WIFE SWAP. FAMILY OF MIDGETS. LIFETIME. NOW.
Um, yeah. You lit my birthday candles with a joint. Mom= not happy.
Now go wash the fat girl off your hands.
She came to college a virgin and left on court order. We ruined her.
Rain ponchos don't count as shirts at the bar. FYI.
I really appreciate you zipping up my pants at the bar. You didn't even ruin my Bermuda triangle.
was it wrong to tell him he's welcome in my pants any time?
Well I just had a 45 minute conversation with a lady who was drunk off her ass complaining about how her 3 sons won't talk to her anymore. No more dive bars.
we broke the bed, curtan rods, a dresser drawer, and unless I didn't notice it before, we put a hole in the wall. This is why he and I have to fuck in motels.
Yeah. I found my shirt from last night while walking back to the bar to get my purse/phone this morning.

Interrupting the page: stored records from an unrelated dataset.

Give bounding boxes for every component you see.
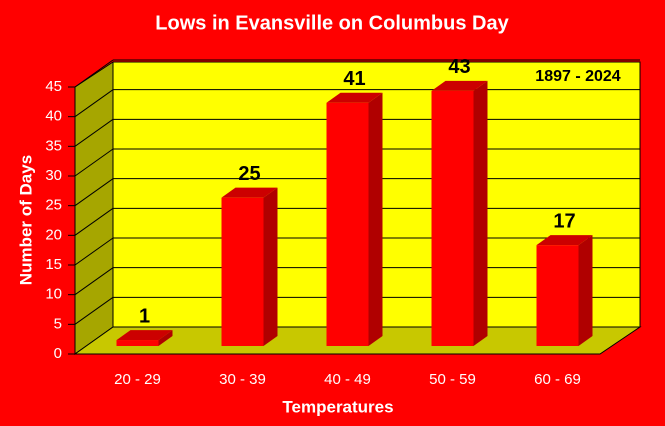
grid-line	[74, 296, 114, 325]
y-tick-label: 10	[45, 286, 62, 303]
bar-front	[536, 245, 579, 346]
y-tick-label: 35	[45, 137, 62, 154]
grid-line	[74, 89, 114, 118]
bar-side	[368, 92, 383, 346]
bar-side	[473, 80, 488, 346]
grid-line	[74, 267, 114, 296]
x-axis-label: Temperatures	[282, 397, 393, 416]
data-label: 43	[448, 56, 470, 78]
bar	[116, 330, 173, 346]
x-tick-label: 50 - 59	[429, 371, 476, 388]
annotation: 1897 - 2024	[535, 68, 621, 85]
bar	[326, 92, 383, 346]
bar-front	[326, 102, 369, 346]
y-tick-label: 5	[54, 315, 62, 332]
bar	[536, 235, 593, 346]
y-tick-label: 20	[45, 226, 62, 243]
bar-front	[116, 340, 159, 346]
bar-front	[221, 197, 264, 346]
data-label: 25	[238, 163, 260, 185]
y-tick-label: 0	[54, 345, 62, 362]
bars	[116, 80, 593, 346]
bar	[431, 80, 488, 346]
data-label: 1	[139, 305, 150, 327]
side-wall	[74, 61, 114, 355]
y-tick-label: 25	[45, 197, 62, 214]
data-label: 17	[553, 210, 575, 232]
bar-top	[221, 187, 278, 198]
grid-line	[74, 59, 114, 88]
x-tick-label: 20 - 29	[114, 371, 161, 388]
data-label: 41	[343, 68, 365, 90]
grid-line	[74, 237, 114, 266]
y-axis-label: Number of Days	[16, 155, 35, 285]
bar-top	[116, 330, 173, 341]
grid-line	[74, 207, 114, 236]
grid-line	[74, 148, 114, 177]
y-tick-label: 40	[45, 108, 62, 125]
bar	[221, 187, 278, 346]
grid-line	[74, 118, 114, 147]
chart-title: Lows in Evansville on Columbus Day	[155, 12, 509, 34]
bar-side	[578, 235, 593, 346]
x-tick-label: 30 - 39	[219, 371, 266, 388]
y-tick-label: 45	[45, 78, 62, 95]
bar-top	[326, 92, 383, 103]
bar-side	[158, 330, 173, 346]
bar-top	[431, 80, 488, 91]
y-tick-label: 15	[45, 256, 62, 273]
grid-line	[74, 178, 114, 207]
x-tick-label: 60 - 69	[534, 371, 581, 388]
bar-top	[536, 235, 593, 246]
bar-front	[431, 90, 474, 346]
y-tick-label: 30	[45, 167, 62, 184]
x-tick-label: 40 - 49	[324, 371, 371, 388]
bar-side	[263, 187, 278, 346]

I'm never going to even ask what actually happened. Be glad you moved 7 states away.
Sigh. I haven't seen a dick since August 22nd. And in case you forgot, it's January.
His favorite stripper is going to jail. He's taking it pretty hard
Can you please stop fucking every bartender in the city? Just once I want to have a Jack and Coke without fielding questions about your availability.
She has a girlfriend too.. we decided that two cheats equal eachother out to zero. with our flawed grasp on algebra and the bottle of jack we were passing back and forth the logic seemed airtight.
So being hungover in an office full of people with hangovers for 9 hours is quite possibly what hell will be like.